Prediction of domain total using preliminary test

Abstract

In the paper the problem of prediction of the total of a variable under study in a population domain is considered. Two predictors are used in practice. One of them is the sub-sample mean (drawn from the domain) multiplied by the size of the domain. The other one is the average of the variable from the full sample (drawn from a whole population) multiplied by the size of the domain. Both predictors are unbiased if the expected values of variables in the domain and in the population are the same. The mean square error of the second predictor (based on the full sample) is not larger than the mean square error of the first one (based on the subsample). Hence, we should use the second predictor provided the domain mean is equal to the population mean. So, the hypothesis that both means are the same can be formulated. If the hypothesis is true we use the second predictor. Otherwise we use the first one. In the paper the unbiasedness of the defined preliminary test predictor is considered as well as the derivation of variance of prediction error. Moreover, some other test-predictors of a domain total are proposed, too. Let us note that a preliminary test predictor can be named, more simply, a test-predictor. The test predictor is constructed similarly to the well known preliminary test estimator.

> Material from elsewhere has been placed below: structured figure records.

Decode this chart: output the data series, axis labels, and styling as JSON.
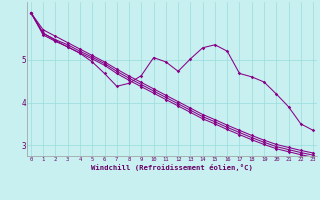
{
  "bg_color": "#c8f0f0",
  "line_color": "#880088",
  "grid_color": "#99dddd",
  "axis_color": "#660066",
  "xlabel": "Windchill (Refroidissement éolien,°C)",
  "xlim": [
    -0.3,
    23.3
  ],
  "ylim": [
    2.75,
    6.35
  ],
  "yticks": [
    3,
    4,
    5
  ],
  "xticks": [
    0,
    1,
    2,
    3,
    4,
    5,
    6,
    7,
    8,
    9,
    10,
    11,
    12,
    13,
    14,
    15,
    16,
    17,
    18,
    19,
    20,
    21,
    22,
    23
  ],
  "line1_y": [
    6.1,
    5.7,
    5.55,
    5.4,
    5.25,
    5.1,
    4.95,
    4.78,
    4.62,
    4.47,
    4.32,
    4.17,
    4.02,
    3.87,
    3.72,
    3.6,
    3.47,
    3.35,
    3.23,
    3.12,
    3.02,
    2.95,
    2.88,
    2.82
  ],
  "line2_y": [
    6.1,
    5.62,
    5.47,
    5.35,
    5.2,
    5.06,
    4.91,
    4.73,
    4.57,
    4.42,
    4.27,
    4.12,
    3.97,
    3.82,
    3.67,
    3.55,
    3.42,
    3.3,
    3.18,
    3.07,
    2.97,
    2.9,
    2.83,
    2.77
  ],
  "line3_y": [
    6.1,
    5.58,
    5.43,
    5.3,
    5.16,
    5.02,
    4.87,
    4.68,
    4.52,
    4.37,
    4.22,
    4.07,
    3.92,
    3.77,
    3.62,
    3.5,
    3.37,
    3.25,
    3.13,
    3.02,
    2.92,
    2.85,
    2.78,
    2.72
  ],
  "line4_y": [
    6.1,
    5.62,
    5.45,
    5.3,
    5.15,
    4.95,
    4.68,
    4.38,
    4.45,
    4.63,
    5.05,
    4.95,
    4.73,
    5.02,
    5.28,
    5.35,
    5.2,
    4.68,
    4.6,
    4.48,
    4.2,
    3.9,
    3.5,
    3.35
  ]
}
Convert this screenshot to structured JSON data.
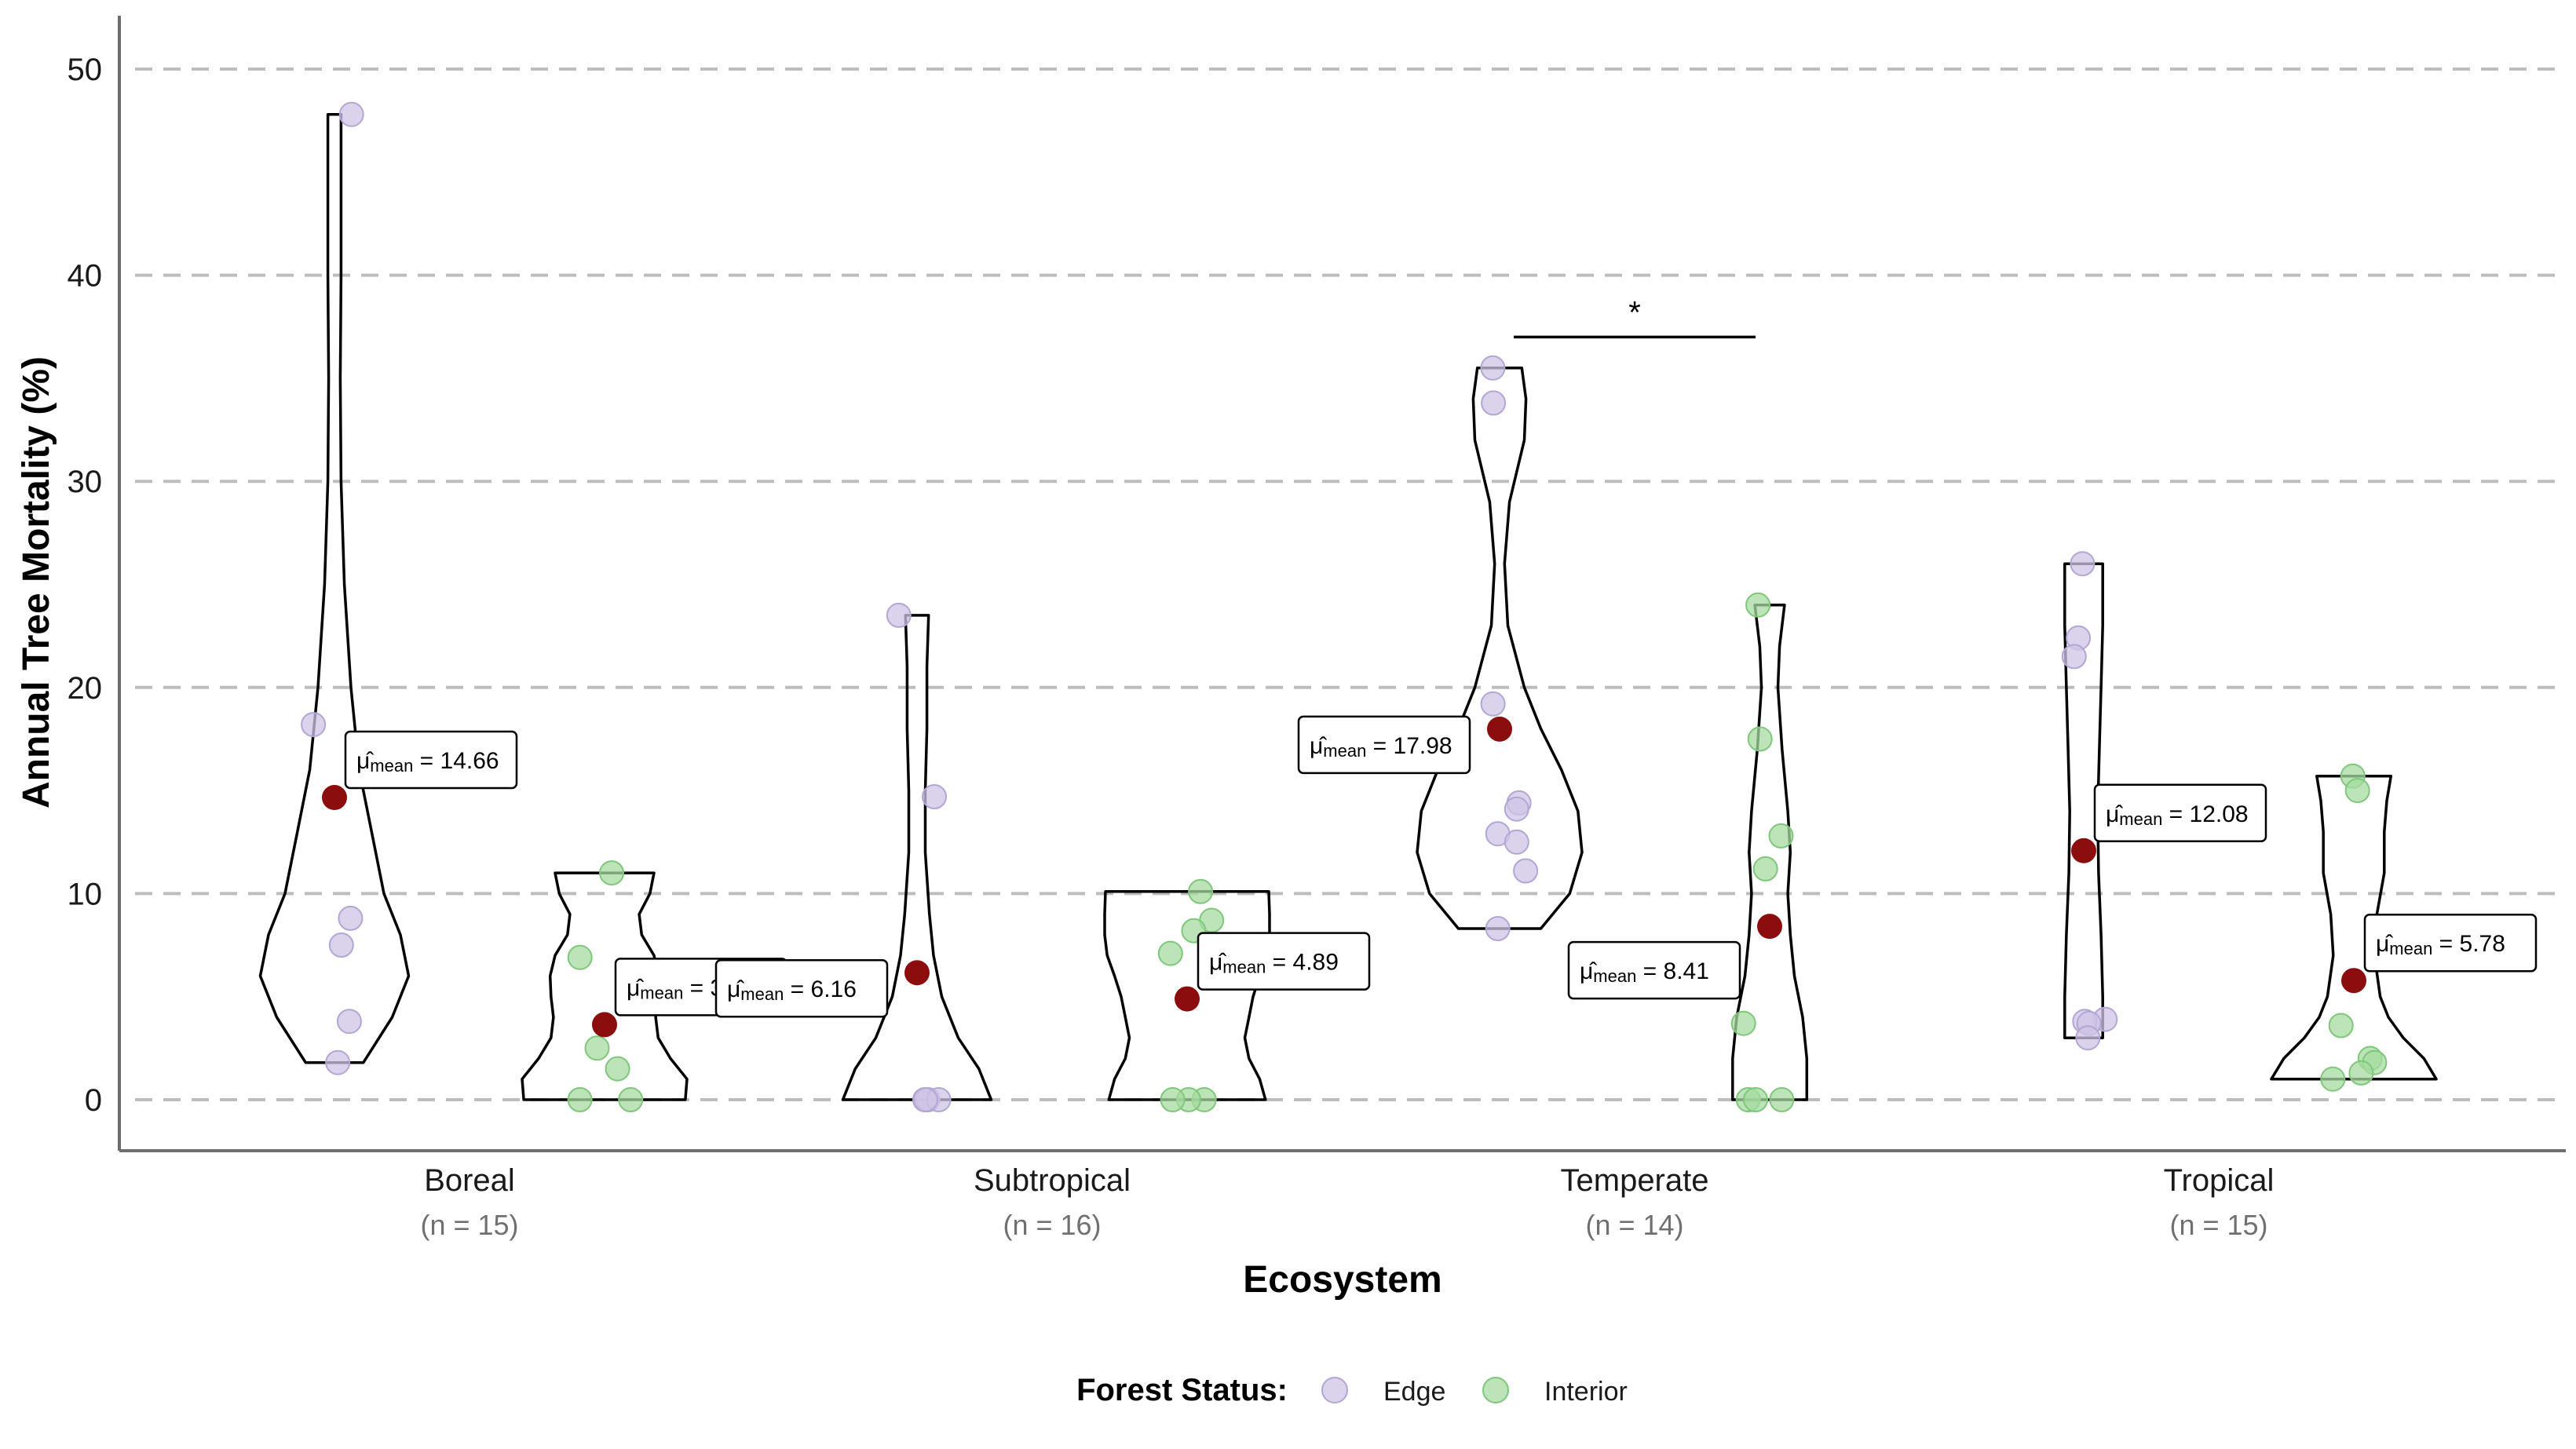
{
  "chart_data": {
    "type": "violin",
    "title": "",
    "xlabel": "Ecosystem",
    "ylabel": "Annual Tree Mortality (%)",
    "ylim": [
      -2.5,
      52
    ],
    "yticks": [
      0,
      10,
      20,
      30,
      40,
      50
    ],
    "grid": "horizontal-dashed",
    "legend_position": "bottom",
    "legend": {
      "title": "Forest Status:",
      "items": [
        {
          "label": "Edge",
          "color": "#cfc4e6",
          "stroke": "#b3a6d4"
        },
        {
          "label": "Interior",
          "color": "#a6dba0",
          "stroke": "#7fc77a"
        }
      ]
    },
    "colors": {
      "mean": "#8b0d0d",
      "violin": "#000000",
      "grid": "#bdbdbd"
    },
    "categories": [
      {
        "name": "Boreal",
        "n_label": "(n = 15)"
      },
      {
        "name": "Subtropical",
        "n_label": "(n = 16)"
      },
      {
        "name": "Temperate",
        "n_label": "(n = 14)"
      },
      {
        "name": "Tropical",
        "n_label": "(n = 15)"
      }
    ],
    "groups": [
      {
        "category": "Boreal",
        "status": "Edge",
        "min": 1.8,
        "max": 47.8,
        "mean": 14.66,
        "mean_label": "14.66",
        "points": [
          47.8,
          18.2,
          8.8,
          7.5,
          3.8,
          1.8
        ],
        "density": [
          [
            1.8,
            0.35
          ],
          [
            4,
            0.7
          ],
          [
            6,
            0.9
          ],
          [
            8,
            0.8
          ],
          [
            10,
            0.6
          ],
          [
            13,
            0.45
          ],
          [
            16,
            0.3
          ],
          [
            20,
            0.2
          ],
          [
            25,
            0.12
          ],
          [
            30,
            0.08
          ],
          [
            35,
            0.07
          ],
          [
            40,
            0.08
          ],
          [
            44,
            0.08
          ],
          [
            47.8,
            0.08
          ]
        ]
      },
      {
        "category": "Boreal",
        "status": "Interior",
        "min": 0,
        "max": 11.0,
        "mean": 3.64,
        "mean_label": "3.64",
        "points": [
          11.0,
          6.9,
          2.5,
          1.5,
          0,
          0
        ],
        "density": [
          [
            0,
            0.98
          ],
          [
            1,
            1.0
          ],
          [
            2,
            0.8
          ],
          [
            3,
            0.65
          ],
          [
            4,
            0.62
          ],
          [
            5,
            0.65
          ],
          [
            6,
            0.66
          ],
          [
            7,
            0.6
          ],
          [
            8,
            0.45
          ],
          [
            9,
            0.42
          ],
          [
            10,
            0.55
          ],
          [
            11,
            0.6
          ]
        ]
      },
      {
        "category": "Subtropical",
        "status": "Edge",
        "min": 0,
        "max": 23.5,
        "mean": 6.16,
        "mean_label": "6.16",
        "points": [
          23.5,
          14.7,
          0,
          0,
          0,
          0
        ],
        "density": [
          [
            0,
            0.9
          ],
          [
            1.5,
            0.75
          ],
          [
            3,
            0.5
          ],
          [
            5,
            0.3
          ],
          [
            7,
            0.2
          ],
          [
            9,
            0.15
          ],
          [
            12,
            0.1
          ],
          [
            15,
            0.1
          ],
          [
            18,
            0.12
          ],
          [
            21,
            0.12
          ],
          [
            23.5,
            0.14
          ]
        ]
      },
      {
        "category": "Subtropical",
        "status": "Interior",
        "min": 0,
        "max": 10.1,
        "mean": 4.89,
        "mean_label": "4.89",
        "points": [
          10.1,
          8.7,
          8.2,
          7.1,
          0,
          0,
          0
        ],
        "density": [
          [
            0,
            0.95
          ],
          [
            1,
            0.88
          ],
          [
            2,
            0.75
          ],
          [
            3,
            0.7
          ],
          [
            4,
            0.75
          ],
          [
            5,
            0.8
          ],
          [
            6,
            0.88
          ],
          [
            7,
            0.97
          ],
          [
            8,
            1.0
          ],
          [
            9,
            1.0
          ],
          [
            10.1,
            0.99
          ]
        ]
      },
      {
        "category": "Temperate",
        "status": "Edge",
        "min": 8.3,
        "max": 35.5,
        "mean": 17.98,
        "mean_label": "17.98",
        "points": [
          35.5,
          33.8,
          19.2,
          14.4,
          14.1,
          12.9,
          12.5,
          11.1,
          8.3
        ],
        "density": [
          [
            8.3,
            0.5
          ],
          [
            10,
            0.85
          ],
          [
            12,
            1.0
          ],
          [
            14,
            0.95
          ],
          [
            16,
            0.75
          ],
          [
            18,
            0.5
          ],
          [
            20,
            0.3
          ],
          [
            23,
            0.1
          ],
          [
            26,
            0.06
          ],
          [
            29,
            0.12
          ],
          [
            32,
            0.3
          ],
          [
            34,
            0.32
          ],
          [
            35.5,
            0.27
          ]
        ]
      },
      {
        "category": "Temperate",
        "status": "Interior",
        "min": 0,
        "max": 24.0,
        "mean": 8.41,
        "mean_label": "8.41",
        "points": [
          24.0,
          17.5,
          12.8,
          11.2,
          3.7,
          0,
          0,
          0
        ],
        "density": [
          [
            0,
            0.45
          ],
          [
            2,
            0.45
          ],
          [
            4,
            0.4
          ],
          [
            6,
            0.3
          ],
          [
            8,
            0.25
          ],
          [
            10,
            0.22
          ],
          [
            12,
            0.25
          ],
          [
            14,
            0.22
          ],
          [
            17,
            0.15
          ],
          [
            20,
            0.1
          ],
          [
            22,
            0.12
          ],
          [
            24,
            0.18
          ]
        ]
      },
      {
        "category": "Tropical",
        "status": "Edge",
        "min": 3.0,
        "max": 26.0,
        "mean": 12.08,
        "mean_label": "12.08",
        "points": [
          26.0,
          22.4,
          21.5,
          3.9,
          3.8,
          3.7,
          3.0
        ],
        "density": [
          [
            3,
            0.23
          ],
          [
            5,
            0.23
          ],
          [
            8,
            0.21
          ],
          [
            11,
            0.18
          ],
          [
            14,
            0.17
          ],
          [
            17,
            0.19
          ],
          [
            20,
            0.21
          ],
          [
            23,
            0.23
          ],
          [
            26,
            0.23
          ]
        ]
      },
      {
        "category": "Tropical",
        "status": "Interior",
        "min": 1.0,
        "max": 15.7,
        "mean": 5.78,
        "mean_label": "5.78",
        "points": [
          15.7,
          15.0,
          3.6,
          2.0,
          1.8,
          1.3,
          1.0
        ],
        "density": [
          [
            1,
            1.0
          ],
          [
            2,
            0.85
          ],
          [
            3,
            0.6
          ],
          [
            4,
            0.42
          ],
          [
            5,
            0.32
          ],
          [
            7,
            0.25
          ],
          [
            9,
            0.28
          ],
          [
            11,
            0.37
          ],
          [
            13,
            0.37
          ],
          [
            14.5,
            0.4
          ],
          [
            15.7,
            0.45
          ]
        ]
      }
    ],
    "annotations": [
      {
        "type": "significance",
        "label": "*",
        "from_group": "Temperate Edge",
        "to_group": "Temperate Interior",
        "y": 37
      }
    ]
  }
}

Their properties and applications are considered by Saleh (2006) and earlier e.g. by Bankroft (Ann Math Stat 15(2):190–204, 1944), Bankroft and Han (Int Stat Rev 45:117–127, 1977), Bock et al. (J Am Stat Assoc 68(341):109–116, 1973), Giles and Giles (J Econ Surv 7(2):146–197, 1993), Giles et al. (J Am Stat Assoc 87(420):1153–1157, 1992), Judge and Bock (1978) and Sclove et al. (Ann Math Stat 43(5):1481–1490, 1972).